An emerging form of AI known as neuromorphic computing has been used to recognize scents emitted by explosives, chemical weapons, and narcotics.
Researchers from Intel and Cornell University made the breakthrough by equipping Intel’s neuromorphic test chip Loihi with neural algorithms that mimic what happens in your brain when you smell something. This enabled the system to recognize the smell of each hazardous chemical from just a single sample.
The study could pave the way to a vast range of applications of neuromorphic computing, which mimics the brain’s basic mechanics to make machine learning more efficient.
Intel believes the “electronic nose systems” could be used by airport security to detect weapons and explosives, by police and border control to find narcotics, by robots to monitor gases pimped out into the atmosphere, and by the makers of smoke detectors to improve their products.
It could even improve medical diagnosis by detecting odors from patients in a similar way to how dogs can smell diseases.
How the neuromorphic computing chip did it
When you pick up a pineapple and take a sniff, the fruit’s molecules stimulate olfactory cells in your nose. These cells then send signals to the brain, where electrical pulses create a sensation of the smell.
The algorithm used by the Loihi chip uses a similar method.
“My friends at Cornell study the biological olfactory system in animals and measure the electrical activity in their brains as they smell odors,” said Nabil Imam, a senior research scientist in Intel Labs’ neuromorphic computing group. “On the basis of these circuit diagrams and electrical pulses, we derived a set of algorithms and configured them on neuromorphic silicon, specifically our Loihi test chip.”

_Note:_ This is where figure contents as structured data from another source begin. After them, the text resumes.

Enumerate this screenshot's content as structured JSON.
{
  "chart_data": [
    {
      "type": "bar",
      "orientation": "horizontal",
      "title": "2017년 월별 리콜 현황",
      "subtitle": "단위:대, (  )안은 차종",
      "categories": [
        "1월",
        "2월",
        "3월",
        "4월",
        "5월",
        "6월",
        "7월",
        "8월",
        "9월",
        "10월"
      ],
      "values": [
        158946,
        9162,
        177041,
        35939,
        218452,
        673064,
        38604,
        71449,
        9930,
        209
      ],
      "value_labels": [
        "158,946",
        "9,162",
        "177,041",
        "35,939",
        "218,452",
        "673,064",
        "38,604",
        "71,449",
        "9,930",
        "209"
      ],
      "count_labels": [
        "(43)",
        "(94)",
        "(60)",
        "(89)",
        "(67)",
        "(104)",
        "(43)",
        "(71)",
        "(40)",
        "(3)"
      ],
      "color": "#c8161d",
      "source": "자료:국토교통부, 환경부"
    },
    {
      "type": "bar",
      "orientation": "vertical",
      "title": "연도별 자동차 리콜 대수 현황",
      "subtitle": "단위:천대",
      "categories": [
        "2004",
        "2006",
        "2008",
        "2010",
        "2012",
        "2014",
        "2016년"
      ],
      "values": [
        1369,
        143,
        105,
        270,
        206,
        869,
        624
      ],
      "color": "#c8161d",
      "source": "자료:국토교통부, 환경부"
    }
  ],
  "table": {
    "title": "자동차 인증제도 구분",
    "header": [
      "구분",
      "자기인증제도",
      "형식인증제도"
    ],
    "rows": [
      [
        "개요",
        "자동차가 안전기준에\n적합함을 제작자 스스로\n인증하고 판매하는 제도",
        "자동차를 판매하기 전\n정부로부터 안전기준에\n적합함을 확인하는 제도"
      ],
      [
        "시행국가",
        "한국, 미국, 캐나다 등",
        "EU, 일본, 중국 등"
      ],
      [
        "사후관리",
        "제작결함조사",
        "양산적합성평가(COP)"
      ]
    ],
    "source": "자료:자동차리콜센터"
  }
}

To teach the system, the researchers trained it on a dataset containing the responses of 72 chemical sensors to the scents of 10 hazardous chemicals, including acetone, ammonia, and methane. These responses were then transmitted to Loihi, where silicon circuits mimicked the brain’s method of processing smells to learn a neural representation of each scent.

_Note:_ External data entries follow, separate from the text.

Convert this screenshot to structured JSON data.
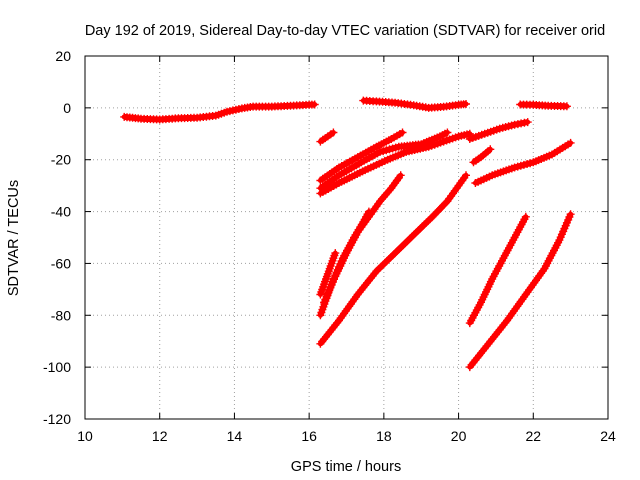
{
  "chart_data": {
    "type": "scatter",
    "title": "Day 192 of 2019, Sidereal Day-to-day VTEC variation (SDTVAR) for receiver orid",
    "xlabel": "GPS time / hours",
    "ylabel": "SDTVAR / TECUs",
    "xlim": [
      10,
      24
    ],
    "ylim": [
      -120,
      20
    ],
    "xticks": [
      10,
      12,
      14,
      16,
      18,
      20,
      22,
      24
    ],
    "yticks": [
      20,
      0,
      -20,
      -40,
      -60,
      -80,
      -100,
      -120
    ],
    "grid": true,
    "marker": "plus",
    "color": "#ff0000",
    "series": [
      {
        "points": [
          [
            11.05,
            -3.5
          ],
          [
            11.5,
            -4.2
          ],
          [
            12.0,
            -4.5
          ],
          [
            12.5,
            -4.0
          ],
          [
            13.0,
            -3.8
          ],
          [
            13.5,
            -3.0
          ],
          [
            13.8,
            -1.5
          ],
          [
            14.2,
            -0.2
          ],
          [
            14.5,
            0.5
          ],
          [
            15.0,
            0.5
          ],
          [
            15.5,
            0.8
          ],
          [
            16.0,
            1.2
          ],
          [
            16.15,
            1.3
          ]
        ]
      },
      {
        "points": [
          [
            17.45,
            2.8
          ],
          [
            17.8,
            2.5
          ],
          [
            18.3,
            2.0
          ],
          [
            18.8,
            1.0
          ],
          [
            19.2,
            0.0
          ],
          [
            19.6,
            0.4
          ],
          [
            20.0,
            1.2
          ],
          [
            20.2,
            1.5
          ]
        ]
      },
      {
        "points": [
          [
            21.65,
            1.3
          ],
          [
            22.0,
            1.2
          ],
          [
            22.4,
            0.8
          ],
          [
            22.9,
            0.6
          ]
        ]
      },
      {
        "points": [
          [
            16.3,
            -13
          ],
          [
            16.5,
            -11
          ],
          [
            16.65,
            -9.5
          ]
        ]
      },
      {
        "points": [
          [
            16.3,
            -28
          ],
          [
            16.8,
            -23
          ],
          [
            17.3,
            -19
          ],
          [
            17.8,
            -15
          ],
          [
            18.2,
            -12
          ],
          [
            18.5,
            -9.5
          ]
        ]
      },
      {
        "points": [
          [
            16.3,
            -31
          ],
          [
            16.8,
            -26
          ],
          [
            17.4,
            -21
          ],
          [
            17.9,
            -17
          ],
          [
            18.4,
            -15
          ],
          [
            19.0,
            -14
          ],
          [
            19.5,
            -11
          ],
          [
            19.7,
            -9.5
          ]
        ]
      },
      {
        "points": [
          [
            16.3,
            -33
          ],
          [
            16.8,
            -29
          ],
          [
            17.5,
            -24
          ],
          [
            18.1,
            -20
          ],
          [
            18.6,
            -17
          ],
          [
            19.2,
            -15
          ],
          [
            19.6,
            -13
          ],
          [
            20.0,
            -11
          ],
          [
            20.3,
            -10
          ]
        ]
      },
      {
        "points": [
          [
            20.3,
            -12
          ],
          [
            20.7,
            -10
          ],
          [
            21.1,
            -8
          ],
          [
            21.5,
            -6.5
          ],
          [
            21.85,
            -5.5
          ]
        ]
      },
      {
        "points": [
          [
            20.4,
            -21
          ],
          [
            20.6,
            -19
          ],
          [
            20.85,
            -16
          ]
        ]
      },
      {
        "points": [
          [
            20.45,
            -29
          ],
          [
            20.9,
            -26
          ],
          [
            21.5,
            -23
          ],
          [
            22.0,
            -21
          ],
          [
            22.5,
            -18
          ],
          [
            23.0,
            -13.5
          ]
        ]
      },
      {
        "points": [
          [
            16.3,
            -72
          ],
          [
            16.4,
            -68
          ],
          [
            16.55,
            -62
          ],
          [
            16.7,
            -56
          ]
        ]
      },
      {
        "points": [
          [
            16.3,
            -80
          ],
          [
            16.6,
            -68
          ],
          [
            16.9,
            -58
          ],
          [
            17.2,
            -50
          ],
          [
            17.45,
            -44
          ],
          [
            17.6,
            -40
          ]
        ]
      },
      {
        "points": [
          [
            16.4,
            -75
          ],
          [
            16.7,
            -65
          ],
          [
            17.0,
            -56
          ],
          [
            17.3,
            -48
          ],
          [
            17.6,
            -42
          ],
          [
            17.9,
            -36
          ],
          [
            18.2,
            -31
          ],
          [
            18.45,
            -26
          ]
        ]
      },
      {
        "points": [
          [
            16.3,
            -91
          ],
          [
            16.8,
            -82
          ],
          [
            17.3,
            -72
          ],
          [
            17.8,
            -63
          ],
          [
            18.3,
            -56
          ],
          [
            18.8,
            -49
          ],
          [
            19.3,
            -42
          ],
          [
            19.7,
            -36
          ],
          [
            20.0,
            -30
          ],
          [
            20.2,
            -26
          ]
        ]
      },
      {
        "points": [
          [
            20.3,
            -83
          ],
          [
            20.6,
            -75
          ],
          [
            20.9,
            -66
          ],
          [
            21.2,
            -58
          ],
          [
            21.5,
            -50
          ],
          [
            21.8,
            -42
          ]
        ]
      },
      {
        "points": [
          [
            20.3,
            -100
          ],
          [
            20.8,
            -91
          ],
          [
            21.3,
            -82
          ],
          [
            21.8,
            -72
          ],
          [
            22.3,
            -62
          ],
          [
            22.7,
            -51
          ],
          [
            23.0,
            -41
          ]
        ]
      }
    ]
  }
}
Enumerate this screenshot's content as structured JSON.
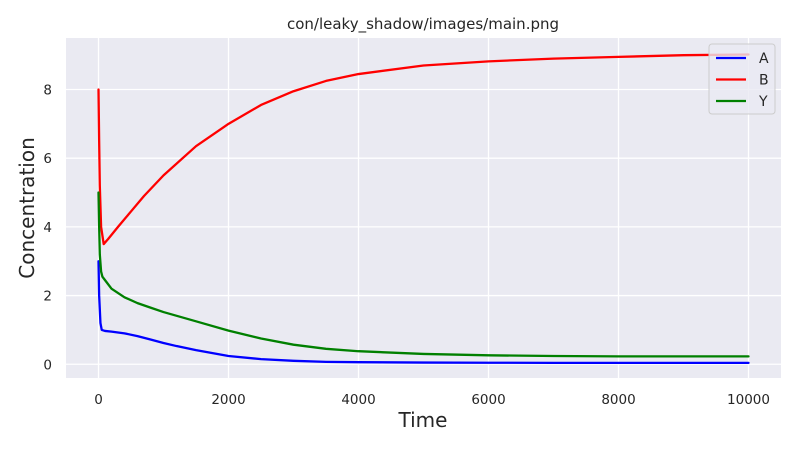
{
  "chart_data": {
    "type": "line",
    "title": "con/leaky_shadow/images/main.png",
    "xlabel": "Time",
    "ylabel": "Concentration",
    "xlim": [
      -500,
      10500
    ],
    "ylim": [
      -0.4,
      9.5
    ],
    "xticks": [
      0,
      2000,
      4000,
      6000,
      8000,
      10000
    ],
    "xtick_labels": [
      "0",
      "2000",
      "4000",
      "6000",
      "8000",
      "10000"
    ],
    "yticks": [
      0,
      2,
      4,
      6,
      8
    ],
    "ytick_labels": [
      "0",
      "2",
      "4",
      "6",
      "8"
    ],
    "grid": true,
    "legend_position": "top-right",
    "series": [
      {
        "name": "A",
        "color": "#0000ff",
        "x": [
          0,
          10,
          30,
          50,
          100,
          200,
          400,
          600,
          800,
          1000,
          1200,
          1500,
          2000,
          2500,
          3000,
          3500,
          4000,
          5000,
          6000,
          7000,
          8000,
          9000,
          10000
        ],
        "y": [
          3.0,
          2.0,
          1.2,
          1.0,
          0.97,
          0.95,
          0.9,
          0.82,
          0.72,
          0.62,
          0.53,
          0.41,
          0.24,
          0.15,
          0.1,
          0.07,
          0.06,
          0.05,
          0.045,
          0.04,
          0.04,
          0.04,
          0.04
        ]
      },
      {
        "name": "B",
        "color": "#ff0000",
        "x": [
          0,
          10,
          20,
          40,
          80,
          150,
          300,
          500,
          700,
          1000,
          1500,
          2000,
          2500,
          3000,
          3500,
          4000,
          5000,
          6000,
          7000,
          8000,
          9000,
          10000
        ],
        "y": [
          8.0,
          6.5,
          5.2,
          4.0,
          3.5,
          3.65,
          4.0,
          4.45,
          4.9,
          5.5,
          6.35,
          7.0,
          7.55,
          7.95,
          8.25,
          8.45,
          8.7,
          8.82,
          8.9,
          8.95,
          9.0,
          9.02
        ]
      },
      {
        "name": "Y",
        "color": "#008000",
        "x": [
          0,
          10,
          20,
          40,
          60,
          100,
          200,
          400,
          600,
          800,
          1000,
          1500,
          2000,
          2500,
          3000,
          3500,
          4000,
          5000,
          6000,
          7000,
          8000,
          9000,
          10000
        ],
        "y": [
          5.0,
          4.0,
          3.2,
          2.7,
          2.55,
          2.45,
          2.2,
          1.95,
          1.78,
          1.65,
          1.52,
          1.25,
          0.98,
          0.75,
          0.57,
          0.45,
          0.38,
          0.3,
          0.26,
          0.24,
          0.23,
          0.23,
          0.23
        ]
      }
    ]
  }
}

The method allowed it to identify each scent even when there was strong background interference. This could prove highly useful in at-home smoke detectors, which detect odors but struggle to distinguish between them.
The research team claims that its recognition accuracy was superior to other state-of-the-art detection methods. These include one deep learning system that needed 3,000 times more training samples of each scent to reach the same level of accuracy.
Whether neuromorphic computing can match the popularity of deep learning remains to be seen, but the research offers hope that it could soon move out of the lab and into practical uses.